MAS-Orchestra: Understanding and Improving Multi-Agent Reasoning Through Holistic Orchestration and Controlled Benchmarks
Zixuan Ke, Yifei Ming, Austin Xu, Ryan Chin, Xuan-Phi Nguyen, Prathyusha Jwalapuram, Semih Yavuz, Caiming Xiong, Shafiq Joty
TL;DR
Mas-Orchestra reframes automatic multi-agent design as a training-time, function-calling reinforcement learning problem that enables holistic orchestration across sub-agents. It introduces DoM to control the allowed degree of coordination and MasBench, a five-axis benchmark to study when MAS outperform SAS. Empirical results show MAS gains are task-structure dependent, robust to adversarial inputs, and enhanced when orchestrators are instruction-tuned LLMs rather than purely reasoning models. Together, these contributions offer a principled framework for designing, evaluating, and deploying multi-agent systems with improved reasoning and robustness.
Abstract
While multi-agent systems (MAS) promise elevated intelligence through coordination of agents, current approaches to automatic MAS design under-deliver. Such shortcomings stem from two key factors: (1) methodological complexity - agent orchestration is performed using sequential, code-level execution that limits global system-level holistic reasoning and scales poorly with agent complexity - and (2) efficacy uncertainty - MAS are deployed without understanding if there are tangible benefits compared to single-agent systems (SAS). We propose MAS-Orchestra, a training-time framework that formulates MAS orchestration as a function-calling reinforcement learning problem with holistic orchestration, generating an entire MAS at once. In MAS-Orchestra, complex, goal-oriented sub-agents are abstracted as callable functions, enabling global reasoning over system structure while hiding internal execution details.
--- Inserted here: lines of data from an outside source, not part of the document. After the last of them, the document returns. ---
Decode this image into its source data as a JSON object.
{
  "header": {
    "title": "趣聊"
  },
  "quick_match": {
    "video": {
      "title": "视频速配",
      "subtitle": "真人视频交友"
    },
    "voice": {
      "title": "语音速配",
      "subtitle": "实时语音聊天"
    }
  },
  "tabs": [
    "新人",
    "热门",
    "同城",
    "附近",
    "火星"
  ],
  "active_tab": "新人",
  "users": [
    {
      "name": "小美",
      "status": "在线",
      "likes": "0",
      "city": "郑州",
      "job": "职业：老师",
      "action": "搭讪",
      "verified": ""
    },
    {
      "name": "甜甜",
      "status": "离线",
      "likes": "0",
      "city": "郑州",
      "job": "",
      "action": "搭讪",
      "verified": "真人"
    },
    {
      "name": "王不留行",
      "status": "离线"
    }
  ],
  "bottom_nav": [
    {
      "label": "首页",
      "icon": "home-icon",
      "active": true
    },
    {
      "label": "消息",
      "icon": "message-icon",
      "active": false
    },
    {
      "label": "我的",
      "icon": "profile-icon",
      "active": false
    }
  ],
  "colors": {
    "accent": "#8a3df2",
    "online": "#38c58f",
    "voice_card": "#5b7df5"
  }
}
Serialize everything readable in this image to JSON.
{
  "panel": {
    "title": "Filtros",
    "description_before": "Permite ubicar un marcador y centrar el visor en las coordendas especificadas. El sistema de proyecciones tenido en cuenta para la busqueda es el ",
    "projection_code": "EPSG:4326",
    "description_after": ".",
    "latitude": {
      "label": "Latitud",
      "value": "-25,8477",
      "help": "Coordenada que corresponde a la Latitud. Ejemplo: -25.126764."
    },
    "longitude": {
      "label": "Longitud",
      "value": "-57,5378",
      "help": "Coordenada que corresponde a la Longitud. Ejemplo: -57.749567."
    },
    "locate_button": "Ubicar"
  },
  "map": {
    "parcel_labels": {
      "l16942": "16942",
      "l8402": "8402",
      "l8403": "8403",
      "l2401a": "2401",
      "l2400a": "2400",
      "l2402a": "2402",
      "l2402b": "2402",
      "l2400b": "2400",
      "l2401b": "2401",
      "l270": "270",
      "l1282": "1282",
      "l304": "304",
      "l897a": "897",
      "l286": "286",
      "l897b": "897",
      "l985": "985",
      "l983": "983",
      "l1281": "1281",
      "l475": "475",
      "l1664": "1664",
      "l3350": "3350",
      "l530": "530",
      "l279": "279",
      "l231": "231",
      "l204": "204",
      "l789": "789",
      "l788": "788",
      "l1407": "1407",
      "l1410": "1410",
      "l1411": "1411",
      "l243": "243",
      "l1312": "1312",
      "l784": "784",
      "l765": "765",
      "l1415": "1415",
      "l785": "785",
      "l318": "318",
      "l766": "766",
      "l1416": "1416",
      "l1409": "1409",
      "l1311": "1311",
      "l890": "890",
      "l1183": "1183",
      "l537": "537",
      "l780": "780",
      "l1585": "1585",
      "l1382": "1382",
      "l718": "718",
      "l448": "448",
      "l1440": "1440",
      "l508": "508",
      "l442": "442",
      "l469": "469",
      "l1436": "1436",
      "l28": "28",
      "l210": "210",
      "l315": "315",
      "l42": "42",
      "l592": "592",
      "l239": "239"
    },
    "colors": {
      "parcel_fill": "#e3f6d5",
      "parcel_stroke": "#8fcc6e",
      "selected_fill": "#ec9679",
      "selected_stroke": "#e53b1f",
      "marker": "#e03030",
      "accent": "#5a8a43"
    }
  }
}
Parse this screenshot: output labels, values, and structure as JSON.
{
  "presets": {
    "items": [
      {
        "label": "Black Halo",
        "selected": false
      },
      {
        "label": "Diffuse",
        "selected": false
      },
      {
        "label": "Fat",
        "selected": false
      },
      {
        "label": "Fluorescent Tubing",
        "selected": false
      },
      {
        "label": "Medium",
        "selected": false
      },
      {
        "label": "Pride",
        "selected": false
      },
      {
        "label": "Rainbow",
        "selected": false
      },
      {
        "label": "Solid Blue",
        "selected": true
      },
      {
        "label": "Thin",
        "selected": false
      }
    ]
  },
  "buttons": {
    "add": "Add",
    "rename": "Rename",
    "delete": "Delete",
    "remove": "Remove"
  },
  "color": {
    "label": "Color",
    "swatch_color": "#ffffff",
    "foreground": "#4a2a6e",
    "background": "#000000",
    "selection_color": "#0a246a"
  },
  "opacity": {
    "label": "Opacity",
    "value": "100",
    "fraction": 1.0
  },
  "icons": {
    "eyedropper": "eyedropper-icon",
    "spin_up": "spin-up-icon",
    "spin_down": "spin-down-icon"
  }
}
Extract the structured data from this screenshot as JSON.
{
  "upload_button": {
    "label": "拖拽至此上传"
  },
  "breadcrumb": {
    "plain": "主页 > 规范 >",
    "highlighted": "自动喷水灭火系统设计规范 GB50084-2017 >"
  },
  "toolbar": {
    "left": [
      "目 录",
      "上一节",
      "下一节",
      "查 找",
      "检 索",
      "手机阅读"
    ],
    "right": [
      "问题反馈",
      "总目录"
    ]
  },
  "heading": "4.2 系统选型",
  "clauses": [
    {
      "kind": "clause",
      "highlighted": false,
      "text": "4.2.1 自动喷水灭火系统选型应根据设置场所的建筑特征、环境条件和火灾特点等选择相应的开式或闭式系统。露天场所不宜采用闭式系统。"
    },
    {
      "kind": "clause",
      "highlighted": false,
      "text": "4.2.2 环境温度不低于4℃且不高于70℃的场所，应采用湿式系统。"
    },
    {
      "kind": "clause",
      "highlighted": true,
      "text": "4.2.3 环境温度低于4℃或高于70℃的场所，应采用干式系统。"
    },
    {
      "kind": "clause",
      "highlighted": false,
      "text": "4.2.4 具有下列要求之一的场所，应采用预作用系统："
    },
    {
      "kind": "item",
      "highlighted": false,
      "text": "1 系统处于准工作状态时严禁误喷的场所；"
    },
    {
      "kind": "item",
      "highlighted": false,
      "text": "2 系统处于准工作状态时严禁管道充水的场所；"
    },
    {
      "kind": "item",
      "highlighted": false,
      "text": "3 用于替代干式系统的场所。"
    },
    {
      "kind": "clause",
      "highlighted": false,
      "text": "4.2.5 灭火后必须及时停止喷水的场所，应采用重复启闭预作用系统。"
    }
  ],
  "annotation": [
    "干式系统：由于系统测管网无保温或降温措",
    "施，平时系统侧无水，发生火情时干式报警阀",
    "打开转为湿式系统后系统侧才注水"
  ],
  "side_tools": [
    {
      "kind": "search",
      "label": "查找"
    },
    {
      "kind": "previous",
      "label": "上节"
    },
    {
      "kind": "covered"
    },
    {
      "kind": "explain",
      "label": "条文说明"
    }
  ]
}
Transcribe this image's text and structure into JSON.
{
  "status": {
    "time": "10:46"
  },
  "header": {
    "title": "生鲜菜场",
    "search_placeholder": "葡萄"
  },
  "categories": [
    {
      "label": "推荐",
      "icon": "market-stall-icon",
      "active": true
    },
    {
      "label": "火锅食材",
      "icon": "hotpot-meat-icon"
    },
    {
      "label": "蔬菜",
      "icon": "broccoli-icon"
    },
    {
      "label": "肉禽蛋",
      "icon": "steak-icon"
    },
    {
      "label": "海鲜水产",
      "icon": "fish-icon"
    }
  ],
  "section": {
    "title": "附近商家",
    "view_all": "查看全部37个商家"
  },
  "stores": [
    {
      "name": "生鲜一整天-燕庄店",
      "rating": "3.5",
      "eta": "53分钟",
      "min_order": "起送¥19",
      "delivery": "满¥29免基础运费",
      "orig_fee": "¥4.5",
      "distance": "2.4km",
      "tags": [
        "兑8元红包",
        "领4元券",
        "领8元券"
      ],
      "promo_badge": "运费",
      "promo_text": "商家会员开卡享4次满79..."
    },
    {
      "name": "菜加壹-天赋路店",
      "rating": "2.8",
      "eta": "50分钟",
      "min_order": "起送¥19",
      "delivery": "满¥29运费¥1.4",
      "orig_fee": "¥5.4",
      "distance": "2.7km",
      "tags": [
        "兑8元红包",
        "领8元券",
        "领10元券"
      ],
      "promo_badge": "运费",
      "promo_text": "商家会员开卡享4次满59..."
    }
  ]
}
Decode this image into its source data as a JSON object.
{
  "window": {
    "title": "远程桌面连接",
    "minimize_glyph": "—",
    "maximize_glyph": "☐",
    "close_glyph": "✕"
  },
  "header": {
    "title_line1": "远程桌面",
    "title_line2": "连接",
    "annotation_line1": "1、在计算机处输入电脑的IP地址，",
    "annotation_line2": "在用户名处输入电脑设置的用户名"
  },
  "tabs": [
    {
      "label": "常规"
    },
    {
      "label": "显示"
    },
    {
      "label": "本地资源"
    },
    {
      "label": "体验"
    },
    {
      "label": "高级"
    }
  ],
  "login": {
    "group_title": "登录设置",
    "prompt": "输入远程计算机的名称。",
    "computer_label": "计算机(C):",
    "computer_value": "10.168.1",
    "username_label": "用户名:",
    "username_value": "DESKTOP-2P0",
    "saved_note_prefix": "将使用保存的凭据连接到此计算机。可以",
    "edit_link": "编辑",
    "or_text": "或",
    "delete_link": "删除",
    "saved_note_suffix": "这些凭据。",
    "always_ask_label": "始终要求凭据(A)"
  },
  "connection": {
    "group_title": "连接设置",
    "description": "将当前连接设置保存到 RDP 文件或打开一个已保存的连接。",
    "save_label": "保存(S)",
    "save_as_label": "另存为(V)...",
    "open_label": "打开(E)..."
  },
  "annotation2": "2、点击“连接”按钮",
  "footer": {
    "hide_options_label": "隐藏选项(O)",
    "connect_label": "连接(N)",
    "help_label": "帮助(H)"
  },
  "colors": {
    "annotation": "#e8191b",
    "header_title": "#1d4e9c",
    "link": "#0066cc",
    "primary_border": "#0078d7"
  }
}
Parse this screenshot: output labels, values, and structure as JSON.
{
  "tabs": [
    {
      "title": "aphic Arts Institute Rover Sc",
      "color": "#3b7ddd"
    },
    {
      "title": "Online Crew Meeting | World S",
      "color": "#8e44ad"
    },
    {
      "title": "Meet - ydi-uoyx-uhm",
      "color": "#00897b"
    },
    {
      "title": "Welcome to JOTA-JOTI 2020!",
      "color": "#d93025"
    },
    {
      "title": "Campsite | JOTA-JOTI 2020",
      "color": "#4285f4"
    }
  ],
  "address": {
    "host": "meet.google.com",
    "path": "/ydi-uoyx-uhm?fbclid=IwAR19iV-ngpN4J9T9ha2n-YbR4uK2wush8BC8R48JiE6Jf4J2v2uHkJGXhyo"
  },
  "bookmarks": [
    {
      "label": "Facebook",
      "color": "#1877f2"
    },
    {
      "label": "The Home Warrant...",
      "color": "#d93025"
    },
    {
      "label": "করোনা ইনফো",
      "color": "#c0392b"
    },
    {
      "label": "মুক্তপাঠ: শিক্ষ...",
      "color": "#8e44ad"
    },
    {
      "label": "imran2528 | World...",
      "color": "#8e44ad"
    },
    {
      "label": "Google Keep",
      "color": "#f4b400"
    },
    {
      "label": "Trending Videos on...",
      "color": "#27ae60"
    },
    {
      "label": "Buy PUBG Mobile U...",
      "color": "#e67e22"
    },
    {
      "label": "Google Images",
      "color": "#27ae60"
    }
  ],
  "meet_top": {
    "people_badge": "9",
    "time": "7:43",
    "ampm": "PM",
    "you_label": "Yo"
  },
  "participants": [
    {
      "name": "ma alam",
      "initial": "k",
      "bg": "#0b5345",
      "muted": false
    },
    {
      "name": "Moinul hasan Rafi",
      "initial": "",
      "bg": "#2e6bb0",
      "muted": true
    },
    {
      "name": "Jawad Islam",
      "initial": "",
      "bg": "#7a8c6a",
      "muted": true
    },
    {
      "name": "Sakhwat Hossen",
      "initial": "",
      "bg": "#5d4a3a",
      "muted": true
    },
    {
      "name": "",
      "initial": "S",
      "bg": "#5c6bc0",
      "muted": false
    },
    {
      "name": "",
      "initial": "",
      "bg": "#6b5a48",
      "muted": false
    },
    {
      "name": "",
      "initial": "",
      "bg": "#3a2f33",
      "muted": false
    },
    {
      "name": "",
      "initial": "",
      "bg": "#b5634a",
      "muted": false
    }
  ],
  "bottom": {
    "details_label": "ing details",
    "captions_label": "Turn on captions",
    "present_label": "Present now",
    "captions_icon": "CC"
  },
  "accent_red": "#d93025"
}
To rigorously study when and why MAS are beneficial, we introduce MASBENCH, a controlled benchmark that characterizes tasks along five axes: Depth, Horizon, Breadth, Parallel, and Robustness. Our analysis reveals that MAS gains depend critically on task structure, verification protocols, and the capabilities of both orchestrator and sub-agents, rather than holding universally. Guided by these insights, MAS-Orchestra achieves consistent improvements on public benchmarks including mathematical reasoning, multi-hop QA, and search-based QA. Together, MAS-Orchestra and MASBENCH enable better training and understanding of MAS in the pursuit of multi-agent intelligence.